站在门口的杂役听不懂什么鸡不鸡的,拍了下大门提醒:
“晌午马上就到,今天考核的那一批还得过一个时辰才来,但原先就在官学念书的学子,快要来吃饭了。”
程瑶迅速冷静下来,没有拽着许仲去找管事理论,认真看着帮厨和杂役:
“两位,我们进食堂是来赚银子的,做不到将赚的所有银子都分给你们,只能按月发放月钱。
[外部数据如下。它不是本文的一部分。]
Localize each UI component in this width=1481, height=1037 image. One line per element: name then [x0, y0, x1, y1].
你们要是不想在我们这儿干,尽管离开就是,我们绝不拦着。”
帮厨和杂役对视一眼:
“……那倒不至于。我本来就由官学发放月钱,不图多少银子,就图个清闲。
他嘛,是来县衙服役的,你包他一日三餐吃饱,他就心满意足了。”
程瑶点点头,看一眼许仲,继续安排道:
“晌午学子们吃饭最要紧,别的回家再说。溪儿,你端个碗坐到耳房门口吃去。”
许悦溪同情地看一眼亲爹,端着碗去了门口。
她当然知道亲爹是个什么想法,做生意嘛,讲究圆滑。
许仲不愿意跟人正面对上,尤其那两个大厨都有背景有靠山。
一个不小心招惹了,吃亏的就是自家人。
程瑶却不同,她性子要强,更看不得许仲被欺负吃亏。
许悦溪坐在耳房旁边库房的石阶上,轻轻嗅了下碗里的香味,就听到两声锣鼓响起。
晌午到了。
官学学子一早便得知食堂厨子们到任,中午开始供饭。
还知道食堂两间正厢房,分给了郡城来的厨子,和江南来的名厨。
晌午一到,学子们三三两两一群,结伴走向食堂。
“万玉,你打算去哪个厨子那儿吃?听说食堂跟以前不一样了,招来的几个厨子各做各的。
我吃过童记酒楼的米粉,味道颇为不错,许仲厨艺都那么好,想来郡城厨子和江南名厨定然不会比他差。”
万玉正揣着木牌走向食堂,突然被人一把揽过。
他琢磨了下:“连你都这么想,其他人说不定都是如此念头……我打算到许仲那儿去。”
万玉还惦记着,许悦溪那日指着正在下厨的许仲,笑眯眯地说那是她爹呢。
同窗支棱起耳朵听了下,还真是。